Assuming that is a normal SA carb here's what looks like has been removed. There is a missing solenoid that would mount on the vacuum pot for the secondaries. You don't need it but if the intake still has the ACV (air control valve) you'll need to plug the vacuum nipple with a cap - it will be facing upward on a round diaphragm looking thing on the ACV. I'll be able to help more with the vacuum line routing once I can take a look at my SA carb again (probably tonight).

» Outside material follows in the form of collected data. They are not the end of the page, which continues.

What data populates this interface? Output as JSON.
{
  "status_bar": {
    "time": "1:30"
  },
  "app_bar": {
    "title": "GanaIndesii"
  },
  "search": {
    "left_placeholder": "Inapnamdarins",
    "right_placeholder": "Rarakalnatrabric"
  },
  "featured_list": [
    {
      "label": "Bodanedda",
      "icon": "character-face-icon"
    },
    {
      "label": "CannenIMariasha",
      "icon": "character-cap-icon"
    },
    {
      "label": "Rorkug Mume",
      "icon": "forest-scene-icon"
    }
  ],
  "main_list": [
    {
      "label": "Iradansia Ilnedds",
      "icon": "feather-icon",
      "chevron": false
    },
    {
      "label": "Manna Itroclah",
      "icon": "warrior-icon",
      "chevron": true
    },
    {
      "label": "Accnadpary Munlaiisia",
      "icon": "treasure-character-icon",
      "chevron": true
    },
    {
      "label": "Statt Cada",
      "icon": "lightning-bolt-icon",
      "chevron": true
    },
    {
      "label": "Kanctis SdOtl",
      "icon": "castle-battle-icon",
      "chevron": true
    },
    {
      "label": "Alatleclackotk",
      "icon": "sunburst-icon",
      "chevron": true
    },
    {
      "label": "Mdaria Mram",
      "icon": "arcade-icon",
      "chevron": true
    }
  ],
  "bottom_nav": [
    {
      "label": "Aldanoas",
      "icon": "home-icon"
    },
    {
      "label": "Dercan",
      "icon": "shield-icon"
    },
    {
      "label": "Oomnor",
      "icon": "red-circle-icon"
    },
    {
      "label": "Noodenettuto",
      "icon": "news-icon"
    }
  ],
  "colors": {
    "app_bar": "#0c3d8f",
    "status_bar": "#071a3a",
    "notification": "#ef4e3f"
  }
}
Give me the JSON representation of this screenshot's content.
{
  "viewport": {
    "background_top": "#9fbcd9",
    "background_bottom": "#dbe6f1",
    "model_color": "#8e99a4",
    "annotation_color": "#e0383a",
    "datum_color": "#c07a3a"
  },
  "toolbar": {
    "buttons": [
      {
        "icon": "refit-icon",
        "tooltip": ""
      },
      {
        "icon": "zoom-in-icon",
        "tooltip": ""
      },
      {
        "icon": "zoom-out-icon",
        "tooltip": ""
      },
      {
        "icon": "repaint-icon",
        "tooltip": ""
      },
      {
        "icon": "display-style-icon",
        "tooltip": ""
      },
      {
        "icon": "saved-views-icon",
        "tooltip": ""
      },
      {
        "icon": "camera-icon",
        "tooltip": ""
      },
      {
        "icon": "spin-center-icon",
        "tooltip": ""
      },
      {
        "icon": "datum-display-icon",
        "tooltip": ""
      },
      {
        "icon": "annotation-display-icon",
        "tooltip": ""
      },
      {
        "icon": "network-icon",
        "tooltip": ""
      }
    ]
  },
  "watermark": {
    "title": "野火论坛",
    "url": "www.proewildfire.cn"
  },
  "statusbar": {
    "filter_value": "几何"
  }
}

The only other thing that jumps out at me is that on the far right of your photo, you will notice a spring covered in a black shroud. That spring is attached to the 'teeter-totter' and there should be another linkage on the other side. The linage I'm referring to has a T-shaped nut and needs to go over the other side of the teeter-totter (don't adjust the nut). I typically use needle nose pliers to grab the linkage while holding the teeter-totter by hand. Other than that it looks like you might be missing your TPS, but it doesn't do anything when you don't have the emissions rack anymore.

Beware that if you use the SA manifold on the later year engine, there is an exhaust port that will be exposed and will cause lots of noise and exhaust gasses to be flung into your engine-bay. Speaking of engine-bay, could you post a picture of the remaining rats nest? Also a photo of the other side of the carb would be nice.